10/04/23 12h37

Pesquisa pioneira da Unesp fomenta cultivo de café no Vale do Ribeira e produtora ganha primeiro prêmio em tradicional concurso agrícola estadual

Desde 2018, Alex de Carvalho busca adaptar diferentes variedades da planta às condições ambientais do sudeste paulista. Resultados chamam a atenção pela produtividade expressiva, além da qualidade

Jornal da Unesp

O território do Vale do Ribeira, situado no extremo sudeste do estado de São Paulo, é conhecido por seus atributos naturais, que incluem a maior área contínua de mata atlântica do Brasil, um complexo com mais de 350 cavernas e a beleza do seu litoral.
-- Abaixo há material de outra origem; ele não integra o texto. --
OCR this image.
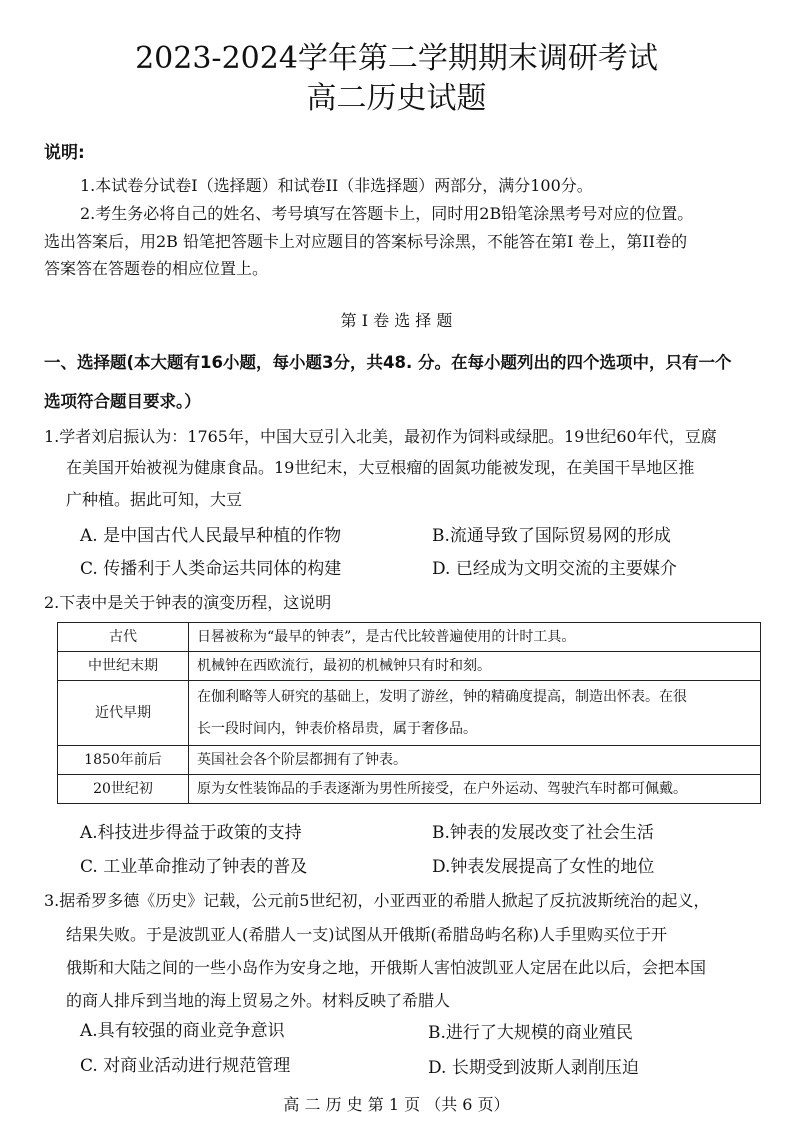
2023-2024学年第二学期期末调研考试
高二历史试题
说明:
1.本试卷分试卷I（选择题）和试卷II（非选择题）两部分，满分100分。
2.考生务必将自己的姓名、考号填写在答题卡上，同时用2B铅笔涂黑考号对应的位置。
选出答案后，用2B 铅笔把答题卡上对应题目的答案标号涂黑，不能答在第I 卷上，第II卷的
答案答在答题卷的相应位置上。
第 I 卷 选 择 题
一、选择题(本大题有16小题，每小题3分，共48. 分。在每小题列出的四个选项中，只有一个
选项符合题目要求。）
1.学者刘启振认为：1765年，中国大豆引入北美，最初作为饲料或绿肥。19世纪60年代，豆腐
在美国开始被视为健康食品。19世纪末，大豆根瘤的固氮功能被发现，在美国干旱地区推
广种植。据此可知，大豆
A. 是中国古代人民最早种植的作物	B.流通导致了国际贸易网的形成
C. 传播利于人类命运共同体的构建	D. 已经成为文明交流的主要媒介
2.下表中是关于钟表的演变历程，这说明
古代	日晷被称为“最早的钟表”，是古代比较普遍使用的计时工具。
中世纪末期	机械钟在西欧流行，最初的机械钟只有时和刻。
近代早期	在伽利略等人研究的基础上，发明了游丝，钟的精确度提高，制造出怀表。在很
长一段时间内，钟表价格昂贵，属于奢侈品。

1850年前后	英国社会各个阶层都拥有了钟表。
20世纪初	原为女性装饰品的手表逐渐为男性所接受，在户外运动、驾驶汽车时都可佩戴。
A.科技进步得益于政策的支持	B.钟表的发展改变了社会生活
C. 工业革命推动了钟表的普及	D.钟表发展提高了女性的地位
3.据希罗多德《历史》记载，公元前5世纪初，小亚西亚的希腊人掀起了反抗波斯统治的起义，
结果失败。于是波凯亚人(希腊人一支)试图从开俄斯(希腊岛屿名称)人手里购买位于开
俄斯和大陆之间的一些小岛作为安身之地，开俄斯人害怕波凯亚人定居在此以后，会把本国
的商人排斥到当地的海上贸易之外。材料反映了希腊人
A.具有较强的商业竞争意识	B.进行了大规模的商业殖民
C. 对商业活动进行规范管理	D. 长期受到波斯人剥削压迫
高 二 历 史 第 1 页 （共 6 页）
Mas foi a pouco conhecida produção agrícola na região que chamou a atenção dos juízes da 21ª edição do concurso Qualidade do Café Paulista, ocorrido dezembro passado no Instituto Agronômico de Campinas. Foi do vale que veio a amostra de coffea arabica que mereceu a nota mais alta dentre as 184 amostras de diversas variedades inscritas no concurso, oriundas de todo o estado: nada menos do que 90,33. Na explicação dos juízes, uma amostra que recebe uma nota 80 já é reconhecida como um café especial. Quando alcança o patamar dos 90, trata-se de um café de excelência.

A vencedora foi a produtora rural Maria Antonia de Lucca. O desenvolvimento da sua lavoura de café, e os bons resultados que ela colheu no concurso, são o resultado do trabalho de Alex de Carvalho, professor da Faculdade de Ciências Agrárias do Vale do Ribeira, do câmpus de Registro, que desde 2018 vem estudando o desenvolvimento do café na região, e procurando estimular o interesse dos agricultores pelo seu cultivo, com apoio da prefeitura do município de Barra do Turvo.
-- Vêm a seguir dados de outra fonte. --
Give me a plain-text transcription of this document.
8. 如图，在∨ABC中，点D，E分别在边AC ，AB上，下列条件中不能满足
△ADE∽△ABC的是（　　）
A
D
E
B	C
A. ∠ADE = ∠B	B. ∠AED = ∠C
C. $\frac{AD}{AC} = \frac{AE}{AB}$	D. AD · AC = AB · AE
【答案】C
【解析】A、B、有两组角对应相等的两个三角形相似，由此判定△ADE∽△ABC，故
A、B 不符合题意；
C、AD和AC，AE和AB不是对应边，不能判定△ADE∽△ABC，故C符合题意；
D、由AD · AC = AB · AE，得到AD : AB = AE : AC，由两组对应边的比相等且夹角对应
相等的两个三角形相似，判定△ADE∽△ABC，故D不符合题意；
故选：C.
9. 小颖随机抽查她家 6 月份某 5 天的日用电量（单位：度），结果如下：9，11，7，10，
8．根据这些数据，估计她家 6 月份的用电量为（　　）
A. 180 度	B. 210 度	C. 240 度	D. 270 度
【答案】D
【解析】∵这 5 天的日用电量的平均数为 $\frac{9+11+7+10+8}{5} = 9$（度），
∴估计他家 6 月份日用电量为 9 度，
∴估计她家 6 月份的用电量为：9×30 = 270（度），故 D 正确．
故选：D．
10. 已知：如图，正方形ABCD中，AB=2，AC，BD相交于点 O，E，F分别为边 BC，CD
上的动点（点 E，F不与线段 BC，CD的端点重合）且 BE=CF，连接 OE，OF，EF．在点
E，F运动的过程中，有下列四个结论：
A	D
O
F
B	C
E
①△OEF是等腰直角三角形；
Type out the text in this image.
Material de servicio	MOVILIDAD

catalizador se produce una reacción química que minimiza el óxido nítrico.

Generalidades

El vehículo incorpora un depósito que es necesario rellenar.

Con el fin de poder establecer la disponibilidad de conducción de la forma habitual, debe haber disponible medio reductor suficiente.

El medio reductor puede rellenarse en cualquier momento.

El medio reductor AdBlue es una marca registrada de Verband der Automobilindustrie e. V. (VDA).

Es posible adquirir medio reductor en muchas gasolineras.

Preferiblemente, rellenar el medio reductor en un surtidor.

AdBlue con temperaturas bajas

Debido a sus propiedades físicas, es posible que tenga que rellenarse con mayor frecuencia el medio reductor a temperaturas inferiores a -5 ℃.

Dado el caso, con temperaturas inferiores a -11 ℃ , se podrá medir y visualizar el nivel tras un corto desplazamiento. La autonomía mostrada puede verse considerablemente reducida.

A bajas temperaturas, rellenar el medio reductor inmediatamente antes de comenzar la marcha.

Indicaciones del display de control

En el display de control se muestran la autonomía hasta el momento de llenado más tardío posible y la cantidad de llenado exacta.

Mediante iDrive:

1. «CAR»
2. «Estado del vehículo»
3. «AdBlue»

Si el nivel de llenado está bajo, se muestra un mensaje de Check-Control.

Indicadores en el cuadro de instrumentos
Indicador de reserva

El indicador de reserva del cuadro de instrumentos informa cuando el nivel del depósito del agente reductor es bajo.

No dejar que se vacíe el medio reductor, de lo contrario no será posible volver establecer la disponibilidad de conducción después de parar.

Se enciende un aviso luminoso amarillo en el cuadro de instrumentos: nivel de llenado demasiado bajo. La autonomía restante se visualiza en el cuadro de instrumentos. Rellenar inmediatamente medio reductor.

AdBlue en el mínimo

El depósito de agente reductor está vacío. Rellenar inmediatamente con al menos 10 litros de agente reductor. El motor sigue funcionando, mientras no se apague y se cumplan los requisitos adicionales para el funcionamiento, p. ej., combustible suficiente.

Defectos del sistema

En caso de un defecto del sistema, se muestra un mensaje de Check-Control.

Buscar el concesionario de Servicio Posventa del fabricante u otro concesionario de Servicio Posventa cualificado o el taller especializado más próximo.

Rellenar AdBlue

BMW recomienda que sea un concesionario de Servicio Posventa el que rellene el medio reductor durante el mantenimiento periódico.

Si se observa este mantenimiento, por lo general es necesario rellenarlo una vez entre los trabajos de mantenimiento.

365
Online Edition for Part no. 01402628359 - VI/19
Novos caminhos para o Vale

Alex Mendonça de Carvalho é natural de Lavras (MG), uma região famosa pela produção de café. Durante a graduação em Agronomia, e também no mestrado e doutorado, Carvalho se dedicou a pesquisar a dinâmica dos cafezais. Quando se tornou professor da Unesp em 2017, decidiu investigar as possibilidades de adaptação da planta para uma região com as características do Vale do Ribeira, caracterizado por baixa altitude e alta umidade.  Tradicionalmente, os produtores da região trabalhavam apenas com duas espécies vegetais, banana e palmito pupunha. “Cheguei aqui com o pensamento de que se tratava de uma região em que só é possível plantar banana e pupunha. Mas, observando, pensei ‘por que não café?’”, diz.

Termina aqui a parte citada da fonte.